Having one farm assurance scheme that rules them all is not likely to be the case any time soon, but making schemes more acceptable to farmers and consumers is a worthy goal.
A recent Our Land and Water white paper on farm assurance schemes took a deep dive into the labyrinth of systems to find how schemes can be enhanced to improve both farmers’ right to continue to operate and consumer acceptance of chosen farm practices.
Paper co-writer Professor Pavel Castka of the University of Canterbury said while a single scheme would appear ideal, there are simply too many actors involved in the food supply network to make it realistic.
The authors found a concerning level of cynicism exists around schemes. That comes both from farmers feeling compelled to complete multiple entries of the same data for assorted agencies, and from consumers who have become more informed about failings in certification schemes.
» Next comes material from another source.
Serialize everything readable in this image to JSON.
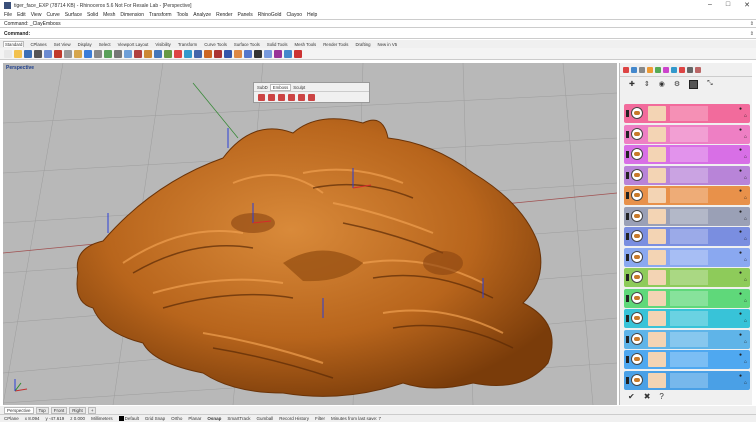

“An example of that could be consumers learning through a news story about illegally logged timber that ends up being included in a forest stewardship approved supply.”
In the United States a certification scandal on seafood revealed almost half that country’s seafood was mislabelled.
“So, consumers do start to question if these are just one-off things, or are they part of a larger problem. For anyone it is hard to make a good judgment on that.”
The authors found through a combination of adopting modern technology and combining elements of what iwi are doing, better assurance systems could be developed.
Background monitoring of key environmental data, for example, could mean the upfront results, the outcomes of farm management, are the focus, rather than the “tick box” approach most assurance schemes demand to achieve that outcome.
“If you look globally at top assurance schemes, this is increasingly what they are defining their success by: the impact they have had, not the procedure used to achieve that.”
Meantime iwi landowners and primary producers are working on their own assurance schemes, adopting high levels of tech for monitoring, with full details still under wraps.
“And often with iwi they will work hard on building relationships and trust, alongside the business they are building too.”
Castka said this does much to capture more of a human element in assurance schemes, something many said is increasingly missing as online box ticking and form filling become more prevalent.
“And that trust building is something some companies are doing well with their schemes.”
The report cites Synlait’s Lead with Pride as a scheme where the auditors were recognised as understanding dairying and assisted with ensuring the entire process was professional.
But even it had issues identified by farmers, including the risk of simply ticking boxes, and being only a snapshot of the operation at one time on one day.
The authors also identified farmers’ frustration at having to comply with more schemes, spreading further beyond food safety and environmental concerns to include aspects such as modern slavery and labour exploitation.
They said the government could play a big part in streamlining operations and information demands better across its agencies. Tight fiscal constraints meant NZ is cutting it fine when it comes to resourcing its assurance activities across its multiple agencies, and risks falling behind the rest of the world.
The use of technology can also help make assurance schemes more pertinent and effective in identifying and highlighting those areas in a catchment or a country that need more attention to deliver the right outcome than others.
“One example is the Eco-Index developed as part of the Biological Heritage national science challenge.”
Using the index, backed by artificial intelligence tools capable of assessing biodiversity from satellite and aerial imagery, it is possible to define ecological hotspots that may stand out as needing more attention than others.
Integrating such a tool with assurance schemes could provide a means to show farmers in some catchments are already delivering on aspects like biodiversity or water quality, while helping identify those in areas needing specific work.
Meantime incorporating more of a Māori world view into assurance schemes also provides some aspirational assurance models.
This includes learning from iwi groups that have built comprehensive monitoring systems for reporting into their collective ownership, while framing them around Māori values and relationship building, all which could provide some clues for non-iwi schemes in the future.